Thinking about porting some meshing code I wrote, but memory concerns me...

Hey All,

I have a GTX 460 which is limited to like 1023 MB of RAM on-board the card itself. The software I write is supposed to scale to be massively huge, spanning much more than just 1 GB.

Would it be a smart choice to port my code to CUDA? My code scales well with parallelization (the more threads the better) but I’m concerned that the latency between the GPU and system RAM might offset any sort of parallelization benefits.

In your experience, has this been the case?

The usual strategy to mitigate latency is to overlap the transfer of one block of data with the processing of the previous block. I’m not sure what algorithm you are working with, but if you can process one block of data while transferring another one, that could be a useful technique. The GTX 400 cards have one DMA engine, so you should be able to at least overlap transfer in one direction with processing.

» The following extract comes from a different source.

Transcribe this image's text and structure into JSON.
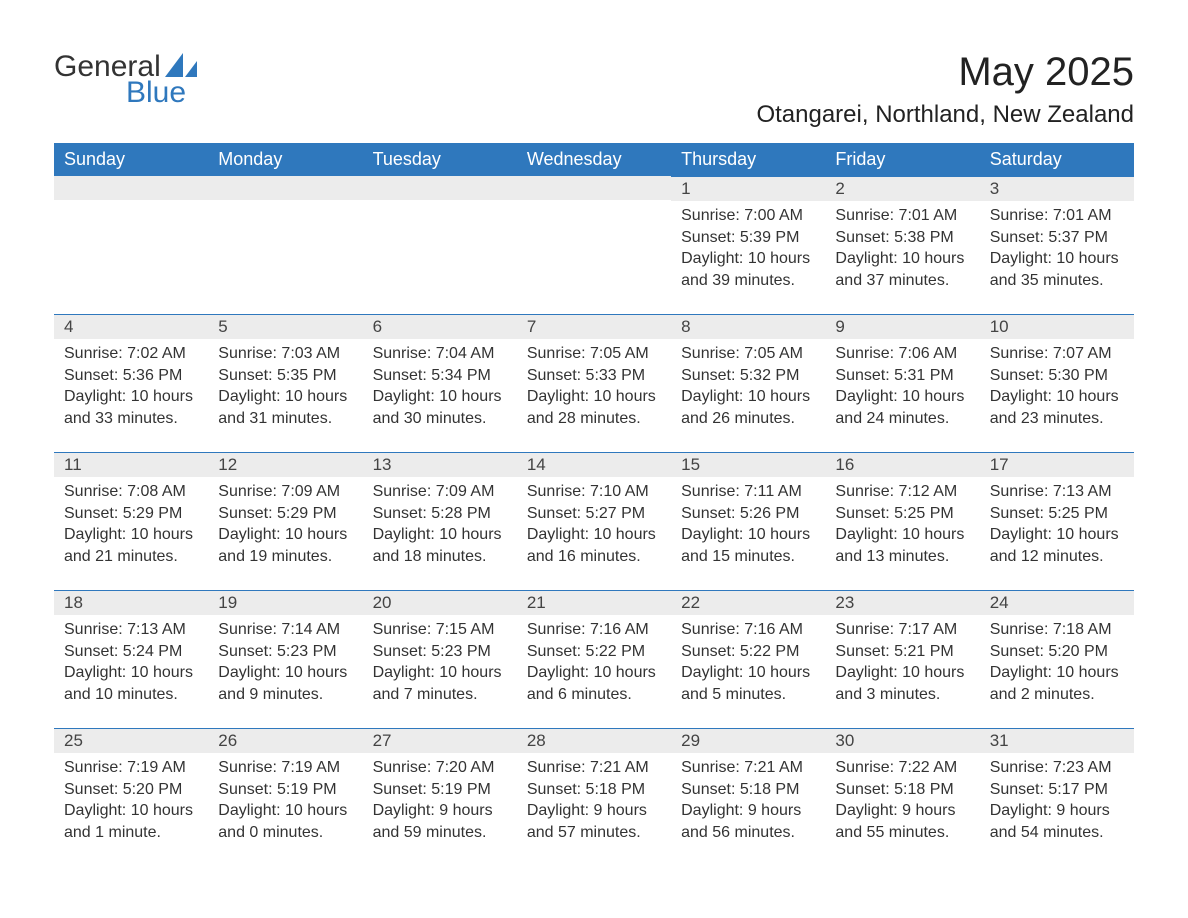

If double-buffering is not possible, you can still see some improvement if you can organize your data such that frequently accessed items are in GPU memory and infrequently used items are in pagelocked CPU memory. I used that trick as a fall-back method when working with a large bounding volume hierarchy. I put as many intermediate nodes on the GPU as possible, and kept rest on the CPU. Given the relatively small size of the GPU cache, you probably don’t get many cache hits when trying to read the CPU memory, but I haven’t studied this. I also haven’t studied (for lack of suitable motherboard) if CPU memory access over PCI-Express 3.0 has better latency the PCI-E 2.0.

If it looks like the GTX 460 is too limiting for your use case, the GTX 750 Ti has more compute power, twice the memory, a 4x larger L2 cache, PCI-Express 3.0 and half the power draw for $150.

If it wouldn’t be too much trouble, do you have any example code (pseudo-code will do nicely, as well) of processing one block of data while transferring another one?